I started doing research about the appropriate oil mix for my skin type, but laziness and fear of making a royal mess and commitment threatened to end this oil cleansing experiment before it began (didn’t feel like shopping for different oils and mixing a proper concoction myself seemed like a recipe for oil spilling disaster and would leave me with a lot of oil). Then Cave Girl came to the rescue and suggested a premade product. She warned that it would be more cost-effective to mix my own oils, but since I’m skeptical about this thing and I’m lazy, I opted for ordering a small amount of Touchy Oil Cleanser for oily skin. Hopefully, the amount I ordered will last me long enough to decide whether or not it’s working for me. Some of what I read online about this is repulsive, yet strangely fascinating. Apparently after a few minutes of massaging the oil into your skin, you will start to feel sebum plugs that have been released. Repulsive, no? Oh, but how I had hoped this would actually happen. Die blackheads die!

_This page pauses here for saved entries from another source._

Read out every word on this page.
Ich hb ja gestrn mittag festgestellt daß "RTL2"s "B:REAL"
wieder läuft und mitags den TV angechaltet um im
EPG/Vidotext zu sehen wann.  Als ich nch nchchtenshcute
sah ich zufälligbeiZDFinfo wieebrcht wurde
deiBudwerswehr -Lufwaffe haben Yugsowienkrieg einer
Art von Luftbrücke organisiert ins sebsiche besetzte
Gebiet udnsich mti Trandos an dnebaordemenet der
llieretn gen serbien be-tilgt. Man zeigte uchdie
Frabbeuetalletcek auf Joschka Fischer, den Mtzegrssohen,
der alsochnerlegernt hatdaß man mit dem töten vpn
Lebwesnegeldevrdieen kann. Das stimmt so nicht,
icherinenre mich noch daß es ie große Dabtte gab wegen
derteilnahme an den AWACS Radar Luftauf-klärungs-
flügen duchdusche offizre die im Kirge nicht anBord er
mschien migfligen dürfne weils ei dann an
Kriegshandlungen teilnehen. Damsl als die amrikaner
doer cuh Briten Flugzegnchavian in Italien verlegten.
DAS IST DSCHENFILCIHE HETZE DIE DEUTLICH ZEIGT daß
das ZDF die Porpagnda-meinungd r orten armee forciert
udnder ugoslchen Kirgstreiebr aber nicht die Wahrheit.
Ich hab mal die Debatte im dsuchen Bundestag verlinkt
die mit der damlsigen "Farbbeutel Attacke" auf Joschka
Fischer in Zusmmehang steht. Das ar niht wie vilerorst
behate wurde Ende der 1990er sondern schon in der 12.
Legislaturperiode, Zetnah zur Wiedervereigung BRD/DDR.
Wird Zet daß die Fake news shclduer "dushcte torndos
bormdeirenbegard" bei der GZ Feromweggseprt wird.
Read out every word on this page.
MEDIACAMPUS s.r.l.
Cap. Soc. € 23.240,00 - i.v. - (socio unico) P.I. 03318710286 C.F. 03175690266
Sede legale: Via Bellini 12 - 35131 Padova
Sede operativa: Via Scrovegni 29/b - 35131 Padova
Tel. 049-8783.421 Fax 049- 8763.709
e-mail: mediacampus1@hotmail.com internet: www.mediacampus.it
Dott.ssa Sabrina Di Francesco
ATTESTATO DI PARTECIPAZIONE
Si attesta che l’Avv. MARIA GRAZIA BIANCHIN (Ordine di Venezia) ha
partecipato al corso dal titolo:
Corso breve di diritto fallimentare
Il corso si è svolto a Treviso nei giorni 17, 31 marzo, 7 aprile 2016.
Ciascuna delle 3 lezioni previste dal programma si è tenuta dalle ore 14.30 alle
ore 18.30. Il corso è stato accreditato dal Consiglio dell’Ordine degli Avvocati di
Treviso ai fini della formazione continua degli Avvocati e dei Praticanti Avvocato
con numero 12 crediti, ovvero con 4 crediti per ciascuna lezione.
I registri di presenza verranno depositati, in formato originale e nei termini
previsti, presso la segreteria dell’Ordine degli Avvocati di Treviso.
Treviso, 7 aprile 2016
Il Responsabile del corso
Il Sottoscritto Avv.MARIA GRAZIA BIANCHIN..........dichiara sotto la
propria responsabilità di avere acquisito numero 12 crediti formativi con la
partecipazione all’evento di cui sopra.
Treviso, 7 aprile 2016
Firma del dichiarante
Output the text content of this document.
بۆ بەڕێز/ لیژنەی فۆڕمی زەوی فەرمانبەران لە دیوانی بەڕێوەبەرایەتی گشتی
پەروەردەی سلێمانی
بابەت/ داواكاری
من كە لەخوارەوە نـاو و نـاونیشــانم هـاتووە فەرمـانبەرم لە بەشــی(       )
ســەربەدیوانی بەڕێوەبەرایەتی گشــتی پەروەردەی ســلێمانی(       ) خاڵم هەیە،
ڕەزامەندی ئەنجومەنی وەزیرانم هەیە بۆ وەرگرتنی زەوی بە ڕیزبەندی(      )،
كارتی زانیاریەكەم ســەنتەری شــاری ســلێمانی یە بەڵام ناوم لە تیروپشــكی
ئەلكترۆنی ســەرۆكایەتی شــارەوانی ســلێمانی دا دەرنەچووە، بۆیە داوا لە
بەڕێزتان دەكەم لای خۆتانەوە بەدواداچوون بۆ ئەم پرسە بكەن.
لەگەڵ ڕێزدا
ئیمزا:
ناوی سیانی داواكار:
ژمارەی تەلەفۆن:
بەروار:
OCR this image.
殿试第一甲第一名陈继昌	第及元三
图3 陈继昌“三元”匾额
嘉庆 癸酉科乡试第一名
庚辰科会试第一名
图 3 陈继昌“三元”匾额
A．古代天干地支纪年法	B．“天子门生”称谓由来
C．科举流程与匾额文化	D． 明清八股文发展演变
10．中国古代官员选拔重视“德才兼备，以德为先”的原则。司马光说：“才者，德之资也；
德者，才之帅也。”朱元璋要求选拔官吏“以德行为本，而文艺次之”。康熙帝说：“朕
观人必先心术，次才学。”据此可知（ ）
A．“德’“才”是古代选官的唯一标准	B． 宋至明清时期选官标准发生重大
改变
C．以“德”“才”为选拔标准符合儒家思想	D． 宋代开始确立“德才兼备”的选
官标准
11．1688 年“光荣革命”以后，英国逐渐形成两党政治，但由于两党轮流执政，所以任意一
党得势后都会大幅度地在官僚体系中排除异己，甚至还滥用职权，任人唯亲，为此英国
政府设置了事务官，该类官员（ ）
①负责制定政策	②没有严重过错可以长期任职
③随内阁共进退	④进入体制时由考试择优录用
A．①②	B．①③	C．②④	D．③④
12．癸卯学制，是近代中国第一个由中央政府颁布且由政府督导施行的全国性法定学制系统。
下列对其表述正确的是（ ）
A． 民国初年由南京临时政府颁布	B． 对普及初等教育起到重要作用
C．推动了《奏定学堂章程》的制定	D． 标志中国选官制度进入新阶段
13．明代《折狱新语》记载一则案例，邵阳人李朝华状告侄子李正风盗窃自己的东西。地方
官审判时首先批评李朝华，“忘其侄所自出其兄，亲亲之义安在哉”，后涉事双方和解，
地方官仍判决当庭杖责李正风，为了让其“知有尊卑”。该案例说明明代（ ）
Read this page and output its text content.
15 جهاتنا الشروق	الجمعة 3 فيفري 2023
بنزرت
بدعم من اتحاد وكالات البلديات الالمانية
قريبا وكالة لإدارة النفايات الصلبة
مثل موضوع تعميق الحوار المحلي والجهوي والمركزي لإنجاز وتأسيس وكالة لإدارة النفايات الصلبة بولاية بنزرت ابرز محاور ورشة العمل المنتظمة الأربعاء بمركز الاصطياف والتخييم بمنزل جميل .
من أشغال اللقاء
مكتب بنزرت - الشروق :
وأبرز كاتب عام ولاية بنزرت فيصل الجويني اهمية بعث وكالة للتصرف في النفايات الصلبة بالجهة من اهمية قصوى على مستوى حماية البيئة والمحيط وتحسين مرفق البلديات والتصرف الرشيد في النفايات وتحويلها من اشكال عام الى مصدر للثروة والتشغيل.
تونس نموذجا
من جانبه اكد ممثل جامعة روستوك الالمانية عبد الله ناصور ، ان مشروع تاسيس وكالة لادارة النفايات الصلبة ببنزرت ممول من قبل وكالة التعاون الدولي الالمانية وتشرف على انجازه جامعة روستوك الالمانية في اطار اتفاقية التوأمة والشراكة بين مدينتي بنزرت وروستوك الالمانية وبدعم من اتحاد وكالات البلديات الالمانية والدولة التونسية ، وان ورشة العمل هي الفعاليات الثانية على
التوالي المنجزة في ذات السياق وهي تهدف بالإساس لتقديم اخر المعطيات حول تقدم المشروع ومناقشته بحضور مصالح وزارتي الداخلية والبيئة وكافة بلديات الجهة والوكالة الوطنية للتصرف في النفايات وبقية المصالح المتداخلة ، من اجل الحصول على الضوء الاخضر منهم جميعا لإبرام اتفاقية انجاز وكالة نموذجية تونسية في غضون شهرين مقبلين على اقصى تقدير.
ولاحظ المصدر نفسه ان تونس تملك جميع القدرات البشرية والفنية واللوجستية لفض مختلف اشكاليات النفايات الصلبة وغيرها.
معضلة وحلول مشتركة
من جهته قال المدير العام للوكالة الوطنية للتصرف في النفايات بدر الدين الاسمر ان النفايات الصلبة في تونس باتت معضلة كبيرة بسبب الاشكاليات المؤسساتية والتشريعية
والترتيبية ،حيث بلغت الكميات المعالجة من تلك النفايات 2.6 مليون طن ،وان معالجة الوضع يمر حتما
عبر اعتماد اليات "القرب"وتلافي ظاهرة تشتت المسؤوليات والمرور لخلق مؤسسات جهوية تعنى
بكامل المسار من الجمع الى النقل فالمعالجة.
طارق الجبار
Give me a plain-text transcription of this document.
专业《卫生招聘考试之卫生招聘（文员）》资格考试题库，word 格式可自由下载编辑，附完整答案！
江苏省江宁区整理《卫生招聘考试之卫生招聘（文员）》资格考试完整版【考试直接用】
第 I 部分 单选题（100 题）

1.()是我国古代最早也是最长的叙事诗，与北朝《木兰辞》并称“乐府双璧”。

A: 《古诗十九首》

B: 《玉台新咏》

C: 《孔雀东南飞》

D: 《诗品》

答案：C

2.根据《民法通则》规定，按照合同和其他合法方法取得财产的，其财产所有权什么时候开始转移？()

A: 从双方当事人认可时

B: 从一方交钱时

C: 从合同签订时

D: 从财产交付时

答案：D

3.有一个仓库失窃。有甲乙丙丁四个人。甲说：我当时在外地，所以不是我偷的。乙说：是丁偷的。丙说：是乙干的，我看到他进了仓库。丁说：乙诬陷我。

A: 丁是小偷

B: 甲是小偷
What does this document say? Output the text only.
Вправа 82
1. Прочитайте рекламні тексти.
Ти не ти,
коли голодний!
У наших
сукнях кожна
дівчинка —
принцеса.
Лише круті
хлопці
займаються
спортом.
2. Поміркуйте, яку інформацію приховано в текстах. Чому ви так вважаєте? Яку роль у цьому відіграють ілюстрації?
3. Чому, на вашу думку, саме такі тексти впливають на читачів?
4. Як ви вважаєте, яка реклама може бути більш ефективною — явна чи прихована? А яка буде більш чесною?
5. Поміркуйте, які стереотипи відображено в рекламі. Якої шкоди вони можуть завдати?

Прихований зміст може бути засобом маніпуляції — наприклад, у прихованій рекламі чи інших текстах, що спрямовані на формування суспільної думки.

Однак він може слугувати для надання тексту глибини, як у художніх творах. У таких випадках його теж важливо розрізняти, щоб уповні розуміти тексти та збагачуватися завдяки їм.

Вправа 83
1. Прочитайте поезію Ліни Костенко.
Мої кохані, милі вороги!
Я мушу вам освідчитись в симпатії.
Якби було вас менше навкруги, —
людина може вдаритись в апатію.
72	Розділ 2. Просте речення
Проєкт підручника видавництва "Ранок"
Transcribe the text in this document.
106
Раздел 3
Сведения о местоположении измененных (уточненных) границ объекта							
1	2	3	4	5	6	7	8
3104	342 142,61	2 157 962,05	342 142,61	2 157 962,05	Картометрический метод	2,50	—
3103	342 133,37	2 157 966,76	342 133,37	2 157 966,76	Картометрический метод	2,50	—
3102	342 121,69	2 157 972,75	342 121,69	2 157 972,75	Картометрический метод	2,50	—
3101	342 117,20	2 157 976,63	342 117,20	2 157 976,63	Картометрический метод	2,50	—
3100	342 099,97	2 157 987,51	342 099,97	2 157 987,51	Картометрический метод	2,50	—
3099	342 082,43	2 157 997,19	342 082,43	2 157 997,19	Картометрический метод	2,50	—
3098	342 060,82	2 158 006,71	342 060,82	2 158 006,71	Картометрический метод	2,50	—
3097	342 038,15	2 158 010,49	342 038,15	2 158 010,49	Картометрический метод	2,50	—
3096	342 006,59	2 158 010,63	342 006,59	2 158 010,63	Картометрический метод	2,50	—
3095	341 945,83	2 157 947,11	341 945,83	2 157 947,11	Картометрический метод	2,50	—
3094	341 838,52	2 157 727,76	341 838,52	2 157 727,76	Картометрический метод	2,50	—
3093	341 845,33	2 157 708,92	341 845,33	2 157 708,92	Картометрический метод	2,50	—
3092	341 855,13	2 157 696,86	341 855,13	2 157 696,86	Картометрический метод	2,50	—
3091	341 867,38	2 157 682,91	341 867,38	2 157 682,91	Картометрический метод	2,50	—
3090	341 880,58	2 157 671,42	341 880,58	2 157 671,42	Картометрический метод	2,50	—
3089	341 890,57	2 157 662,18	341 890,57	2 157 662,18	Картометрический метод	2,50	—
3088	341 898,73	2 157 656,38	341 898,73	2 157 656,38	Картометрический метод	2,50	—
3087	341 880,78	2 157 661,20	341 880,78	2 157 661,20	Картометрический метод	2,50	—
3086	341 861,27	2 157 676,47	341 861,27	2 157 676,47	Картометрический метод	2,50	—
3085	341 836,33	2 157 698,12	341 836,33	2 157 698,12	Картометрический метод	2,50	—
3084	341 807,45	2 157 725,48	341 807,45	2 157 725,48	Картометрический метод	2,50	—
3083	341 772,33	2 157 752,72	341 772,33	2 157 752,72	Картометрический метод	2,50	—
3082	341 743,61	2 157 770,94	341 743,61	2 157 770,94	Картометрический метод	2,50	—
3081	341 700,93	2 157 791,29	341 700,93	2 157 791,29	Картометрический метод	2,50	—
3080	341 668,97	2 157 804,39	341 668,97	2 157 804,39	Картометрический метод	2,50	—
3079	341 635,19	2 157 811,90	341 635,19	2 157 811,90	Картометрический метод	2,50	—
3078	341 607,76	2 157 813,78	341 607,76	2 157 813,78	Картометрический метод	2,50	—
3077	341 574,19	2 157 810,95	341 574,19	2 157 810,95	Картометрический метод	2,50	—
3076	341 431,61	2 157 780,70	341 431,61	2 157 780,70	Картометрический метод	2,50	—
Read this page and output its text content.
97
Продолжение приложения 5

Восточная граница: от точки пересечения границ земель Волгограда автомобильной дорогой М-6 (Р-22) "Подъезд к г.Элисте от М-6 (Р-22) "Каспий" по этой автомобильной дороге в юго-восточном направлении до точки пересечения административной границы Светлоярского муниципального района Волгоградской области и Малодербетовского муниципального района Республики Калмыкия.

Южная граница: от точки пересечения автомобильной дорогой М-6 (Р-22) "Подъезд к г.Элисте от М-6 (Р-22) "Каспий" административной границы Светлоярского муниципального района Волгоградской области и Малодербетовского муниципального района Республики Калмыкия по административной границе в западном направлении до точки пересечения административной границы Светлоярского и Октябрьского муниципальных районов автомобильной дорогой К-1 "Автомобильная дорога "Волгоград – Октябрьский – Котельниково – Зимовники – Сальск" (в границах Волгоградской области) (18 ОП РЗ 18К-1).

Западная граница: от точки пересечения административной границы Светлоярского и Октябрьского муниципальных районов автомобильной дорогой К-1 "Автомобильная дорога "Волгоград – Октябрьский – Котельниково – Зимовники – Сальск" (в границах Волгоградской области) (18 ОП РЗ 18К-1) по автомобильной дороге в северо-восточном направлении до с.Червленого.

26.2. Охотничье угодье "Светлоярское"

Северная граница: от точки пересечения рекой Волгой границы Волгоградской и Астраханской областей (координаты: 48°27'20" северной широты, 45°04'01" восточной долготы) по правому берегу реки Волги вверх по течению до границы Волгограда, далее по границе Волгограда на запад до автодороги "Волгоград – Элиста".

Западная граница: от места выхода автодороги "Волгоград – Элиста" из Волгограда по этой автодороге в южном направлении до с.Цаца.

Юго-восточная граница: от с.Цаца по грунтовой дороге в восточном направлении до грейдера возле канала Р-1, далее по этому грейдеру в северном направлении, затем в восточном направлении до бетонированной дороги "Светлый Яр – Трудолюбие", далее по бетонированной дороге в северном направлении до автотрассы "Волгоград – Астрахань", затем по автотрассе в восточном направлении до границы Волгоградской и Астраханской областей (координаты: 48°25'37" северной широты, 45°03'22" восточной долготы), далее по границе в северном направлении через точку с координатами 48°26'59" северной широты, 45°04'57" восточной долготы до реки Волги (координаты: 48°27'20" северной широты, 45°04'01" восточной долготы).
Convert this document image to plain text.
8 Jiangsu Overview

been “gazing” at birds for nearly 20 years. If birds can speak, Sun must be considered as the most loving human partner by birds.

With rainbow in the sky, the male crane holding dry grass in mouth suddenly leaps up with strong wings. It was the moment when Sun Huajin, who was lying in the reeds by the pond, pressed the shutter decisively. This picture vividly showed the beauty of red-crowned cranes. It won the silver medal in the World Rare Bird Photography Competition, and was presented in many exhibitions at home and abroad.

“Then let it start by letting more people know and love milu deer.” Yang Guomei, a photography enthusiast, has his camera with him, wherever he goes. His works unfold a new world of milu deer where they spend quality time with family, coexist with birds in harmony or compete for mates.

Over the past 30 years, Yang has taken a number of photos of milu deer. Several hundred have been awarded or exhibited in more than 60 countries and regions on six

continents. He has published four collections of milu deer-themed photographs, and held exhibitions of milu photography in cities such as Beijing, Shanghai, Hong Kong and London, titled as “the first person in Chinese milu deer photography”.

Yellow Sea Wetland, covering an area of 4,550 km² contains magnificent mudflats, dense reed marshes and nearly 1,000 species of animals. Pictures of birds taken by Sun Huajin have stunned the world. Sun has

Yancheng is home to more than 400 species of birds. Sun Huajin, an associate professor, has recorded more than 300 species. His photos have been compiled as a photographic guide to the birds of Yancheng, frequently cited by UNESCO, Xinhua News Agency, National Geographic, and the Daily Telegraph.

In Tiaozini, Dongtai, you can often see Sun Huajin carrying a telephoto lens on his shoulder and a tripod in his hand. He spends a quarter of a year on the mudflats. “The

I had a feeling that this would either be one of the stupidest things I’d ever done or one of the greatest things ever, but so far (about a week in) it just seems like it takes a lot longer to wash my face than it used to and that I need to buy more washcloths (neither Dave nor I use washcloths, so we only have a few for guests and I’ve already gone through them all this week). I’ve done the oil cleanse three or four times since I started (I’m doing it every other evening as much of what I read online suggested). I had sort of convinced myself that my skin might look a minuscule amount nicer after the first few days, but by the end of last week I realized it looked the same. No blackhead improvement and actually a few small break outs. I am also disappointed that I don’t seem to be getting that sebum plug removal that many online reviewers mentioned. It’s not that I’m not being thorough, the first night I massaged the oil into my skin for 15 damn minutes. I thought I’d give myself carpal tunnel. My arms started to feel the weight of holding them up so long. I’ve since been doing it for about 10 minutes each time. Then I steam with the hot washcloth 3-4 times and wipe my face. My face feels clean after, so think I’m getting all the oil off.

I had been hoping I’d produce less oil, but so far no dice. In the mornings, my face is as oily as ever, perhaps a little more. I think I might look a little less shiny though.

I’m also confused about this process in terms of skin care overall. In the mornings, I’m OK with just rinsing with warm water, but in the evenings I really need to wash my makeup off. So if I’m not supposed to oil cleanse every night and I’m not supposed to use soap, then what? One night I did a very abbreviated oil cleanse but that’s still a pain because of the time (and washcloth!) it takes to remove the oil. A couple of other nights I just used my usual Dove. I also assume that I can still use my regular sunscreen, but I couldn’t find guidance on this (what I’ve found online is to use a tiny bit of the oil as a moisturizer if your skin feels tight, but I haven’t found guidance about sunscreens that are compatible with this method).

I hate when I get all excited about a new personal care product (Biore strips anyone?) and then it doesn’t deliver, but I plan on giving the oil cleansing method a couple more weeks, at least every other night, no soap, no Oil of Olay, just my sunscreen in the morning. It needs to show much better results than it has to this point if I’m going to stick with it though, because it’s pretty time consuming.